Associações de estudantes acusam professores de persuadirem alunos para apoiarem greve na USTP

A pró-reitora da USTP para a cooperação, Raquel Moreno também repudiou a situação.

Educação -
Rádio Somos Todos Primos

As associações de estudantes dos três pólos da Universidade de São Tomé e Príncipe (USTP) acusou alguns professores da instituição que integram a comissão de greve dos docentes e não docentes de persuadirem alunos para apoiar a paralisação na instituição, mas os docentes rejeitaram a acusação.

“Nenhum professor tem o direito de tentar persuadir, tentar instigar estudantes a ir para uma ala ou outra porque a nossa posição como estudantes é neutra […] uma para paralisação prejudicaria e muito nessa altura”, Nuno César Xavier, porta-voz das associações estudantis da USTP.

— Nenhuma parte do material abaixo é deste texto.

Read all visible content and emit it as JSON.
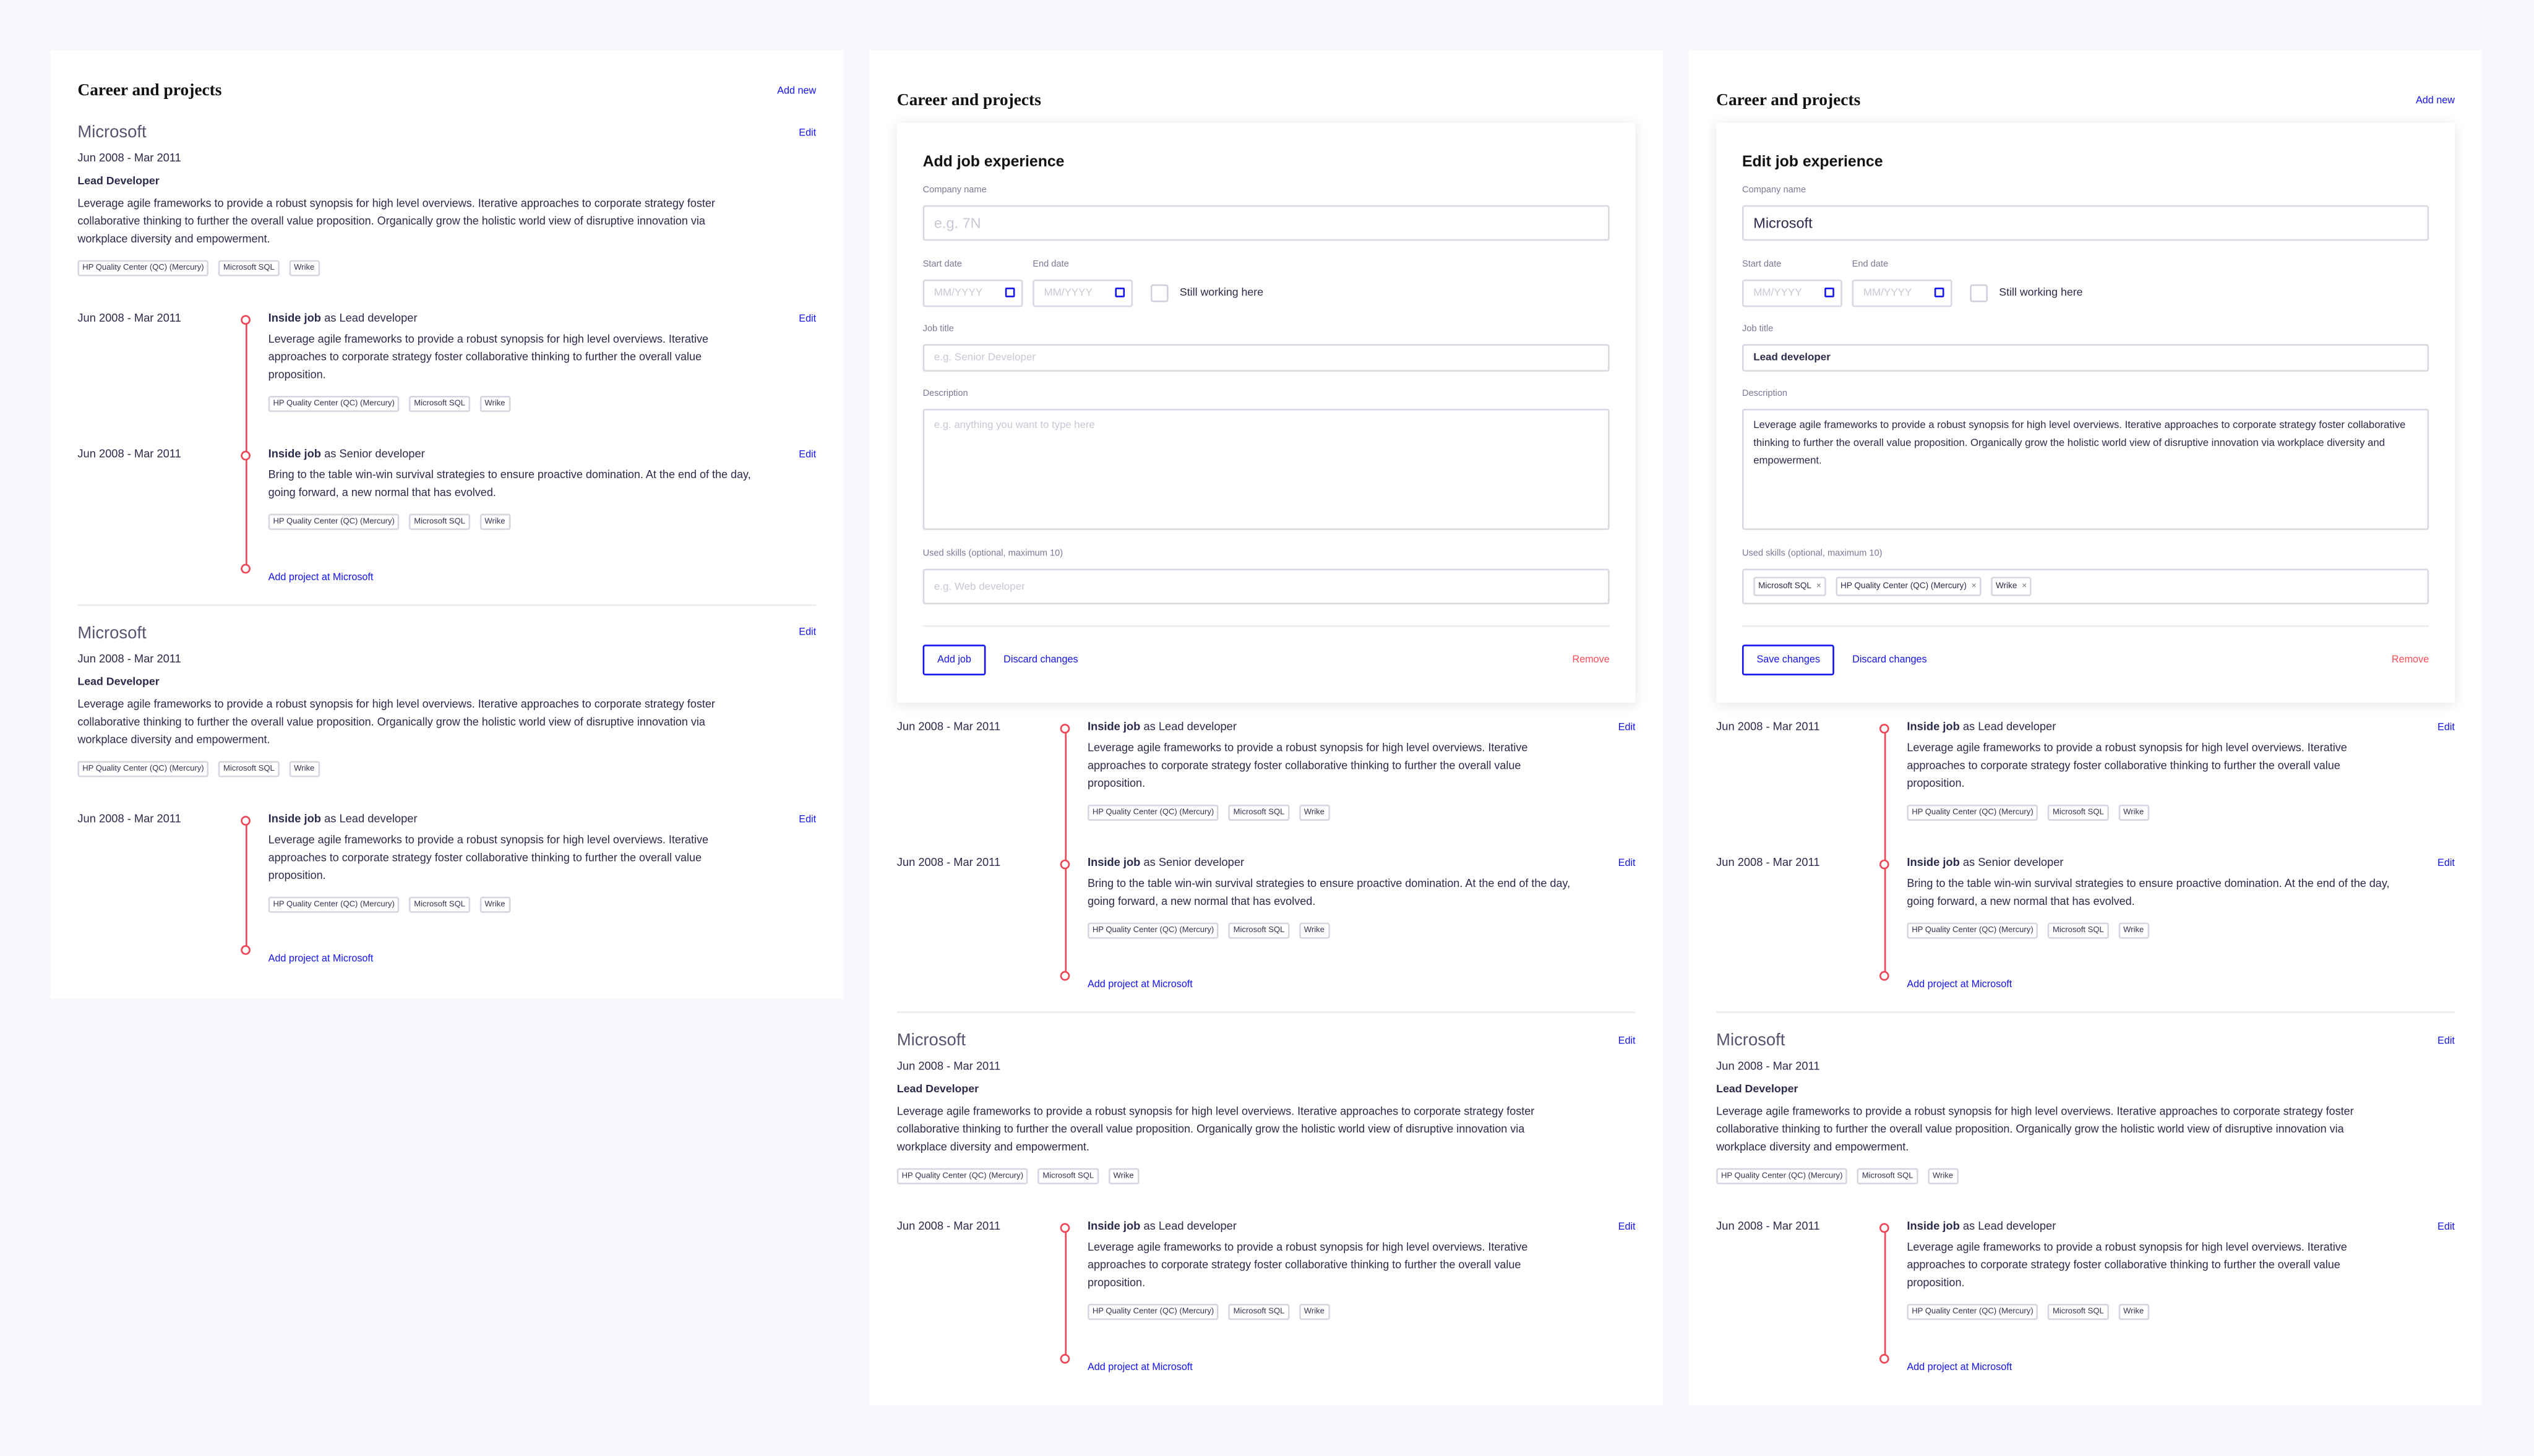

A nossa posição é neutra, nós somos imparciais mediante qualquer tipo de desentendimento entre a reitoria e os professores dos diferente pólos“, sublinhou Nuno Xavier, apelando que o clima entre as partes “não pudessem afetar a vida quotidiana da camada estundantil”.

O porta-voz dos estudantes, que falava na quarta-feira (25), ladeado disse que há um ano que um dos professores retém as notas de alunos, devido a discordância com a reitoria.

A pró-reitora da USTP para a cooperação, Raquel Moreno também repudiou a situação.

“Quando nós nos apercebemos que os alunos são arrastados para salas, perdendo horas letivas que são importantes, e que nestas sessões ao invés de falar-se de assuntos que têm a ver com os estudantes abordam-se situações da greve que já estão a ser tratadas, nós achamos que devemos trazer aqui uma nota de repúdio relativamente ao comportamento desses docentes”, disse Raquel Moreno.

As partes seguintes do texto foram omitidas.